Bin Laden warned of thousands of deaths, court hears
Osama bin Laden told followers before the September 11 attacks that “we must strike at America” and there would be “thousands of dead,” a witness at the trial of an alleged plot member testified today.
Jordanian-born Shadi Abdellah, 25, told a Hamburg court he briefly served as bin Laden’s bodyguard while attending an al-Qaida training camp in Kandahar, Afghanistan, from early 2000 until May 2001.
Mounir el Motassadeq, whose Hamburg trial is the first of a 9/11 suspect, was also at the camp and was present for a speech in which the al-Qaida leader preached jihad, or holy war, Abdellah testified.
El Motassadeq has admitted attending an Afghan camp, but denied meeting bin Laden.
Abdellah said he often heard bin Laden talking about attacking the United States, though not specifically about the September 11 plot or the three suicide hijackers who lived undetected in Hamburg.
“His words were very strong – we must strike at America and destroy it. He said there would be thousands of dead,” he told the court.

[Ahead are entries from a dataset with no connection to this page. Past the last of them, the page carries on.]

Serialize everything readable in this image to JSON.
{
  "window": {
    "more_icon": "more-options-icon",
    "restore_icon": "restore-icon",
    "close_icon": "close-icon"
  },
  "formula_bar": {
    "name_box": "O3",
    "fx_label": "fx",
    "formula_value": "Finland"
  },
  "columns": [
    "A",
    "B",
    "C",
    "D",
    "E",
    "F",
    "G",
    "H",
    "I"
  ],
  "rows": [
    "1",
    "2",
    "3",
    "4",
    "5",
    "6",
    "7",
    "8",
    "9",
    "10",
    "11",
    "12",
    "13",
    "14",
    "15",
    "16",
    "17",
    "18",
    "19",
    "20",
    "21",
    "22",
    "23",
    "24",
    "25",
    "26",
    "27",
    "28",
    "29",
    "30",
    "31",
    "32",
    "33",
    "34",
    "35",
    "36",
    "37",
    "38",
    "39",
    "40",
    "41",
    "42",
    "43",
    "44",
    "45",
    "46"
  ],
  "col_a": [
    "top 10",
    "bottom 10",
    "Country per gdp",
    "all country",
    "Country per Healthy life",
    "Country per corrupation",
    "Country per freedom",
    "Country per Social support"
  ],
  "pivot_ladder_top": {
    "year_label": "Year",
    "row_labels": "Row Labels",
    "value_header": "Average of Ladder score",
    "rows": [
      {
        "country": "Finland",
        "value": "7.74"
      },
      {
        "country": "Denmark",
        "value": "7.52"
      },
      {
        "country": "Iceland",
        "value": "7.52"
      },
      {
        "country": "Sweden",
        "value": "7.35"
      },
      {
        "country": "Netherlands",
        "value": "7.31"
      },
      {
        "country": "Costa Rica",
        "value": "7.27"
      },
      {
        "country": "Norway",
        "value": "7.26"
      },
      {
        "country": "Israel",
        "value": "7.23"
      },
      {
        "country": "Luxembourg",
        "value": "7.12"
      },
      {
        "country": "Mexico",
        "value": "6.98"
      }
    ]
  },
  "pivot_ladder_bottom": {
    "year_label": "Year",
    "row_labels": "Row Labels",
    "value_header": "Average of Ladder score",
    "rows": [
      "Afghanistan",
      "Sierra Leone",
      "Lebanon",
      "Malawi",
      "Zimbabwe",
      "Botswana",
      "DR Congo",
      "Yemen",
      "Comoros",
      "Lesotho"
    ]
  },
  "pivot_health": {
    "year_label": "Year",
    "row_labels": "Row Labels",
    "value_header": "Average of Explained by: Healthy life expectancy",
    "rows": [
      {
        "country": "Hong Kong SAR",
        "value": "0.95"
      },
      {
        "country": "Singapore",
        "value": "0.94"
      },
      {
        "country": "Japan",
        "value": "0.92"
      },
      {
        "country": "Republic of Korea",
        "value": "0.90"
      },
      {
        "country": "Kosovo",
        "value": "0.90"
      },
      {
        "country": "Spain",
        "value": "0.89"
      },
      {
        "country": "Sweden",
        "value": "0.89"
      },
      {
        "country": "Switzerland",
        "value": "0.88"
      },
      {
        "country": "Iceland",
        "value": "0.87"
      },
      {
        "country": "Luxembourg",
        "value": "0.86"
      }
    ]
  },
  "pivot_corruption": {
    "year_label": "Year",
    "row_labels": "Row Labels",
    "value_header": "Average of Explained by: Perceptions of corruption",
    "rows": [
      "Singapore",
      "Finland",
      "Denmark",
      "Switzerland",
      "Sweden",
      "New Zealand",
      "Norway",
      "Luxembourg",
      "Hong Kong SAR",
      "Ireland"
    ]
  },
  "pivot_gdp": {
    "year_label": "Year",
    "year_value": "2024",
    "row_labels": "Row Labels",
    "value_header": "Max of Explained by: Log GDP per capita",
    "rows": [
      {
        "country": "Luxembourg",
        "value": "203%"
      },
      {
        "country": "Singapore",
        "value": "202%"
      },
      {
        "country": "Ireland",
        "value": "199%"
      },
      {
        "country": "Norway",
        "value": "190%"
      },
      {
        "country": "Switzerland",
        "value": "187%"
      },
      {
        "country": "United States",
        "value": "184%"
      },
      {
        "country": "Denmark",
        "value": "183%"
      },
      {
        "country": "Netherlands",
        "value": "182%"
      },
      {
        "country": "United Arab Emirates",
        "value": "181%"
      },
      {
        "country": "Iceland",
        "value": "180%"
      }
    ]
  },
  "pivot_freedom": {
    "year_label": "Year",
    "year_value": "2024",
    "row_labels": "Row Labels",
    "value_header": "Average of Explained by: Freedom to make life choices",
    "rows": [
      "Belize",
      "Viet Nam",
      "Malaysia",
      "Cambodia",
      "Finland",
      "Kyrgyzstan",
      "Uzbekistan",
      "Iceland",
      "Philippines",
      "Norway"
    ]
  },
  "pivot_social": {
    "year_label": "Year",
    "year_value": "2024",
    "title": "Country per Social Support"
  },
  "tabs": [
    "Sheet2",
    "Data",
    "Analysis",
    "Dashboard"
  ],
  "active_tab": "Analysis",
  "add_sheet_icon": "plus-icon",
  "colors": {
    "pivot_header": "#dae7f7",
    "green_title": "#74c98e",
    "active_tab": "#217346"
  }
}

Abdellah, a tall unkempt man with a dark beard and glasses, said he learned to shoot pistols and assault rifles at the Afghan training camp.
Speaking in Arabic through a German interpreter, he said he served bin Laden as a bodyguard for two weeks while at the camp.
“All the people there said the aggressors against Islamic lands should be killed,” Abdellah testified. Asked by the judges who were the aggressors, he said, “The Americans, naturally.”
He said that while in Afghanistan he also met Ramzi Binalshibh, a key alleged member of the Hamburg September 11 cell surrounding lead hijacker Mohamed Atta. Binalshibh was arrested in Pakistan in September and is in American custody.
German authorities have accused Abdellah of belonging to an Islamic extremist group, Al Tawhid, that they raided in April on suspicion that members were plotting attacks on US, British and Israeli targets in Germany.
El Motassadeq, a 28-year-old Moroccan, is charged with more than 3,000 counts of accessory to murder and with belonging to a terrorist group. German prosecutors allege he helped funnel money to the Sept. 11 suicide hijackers for flying lessons in the United States.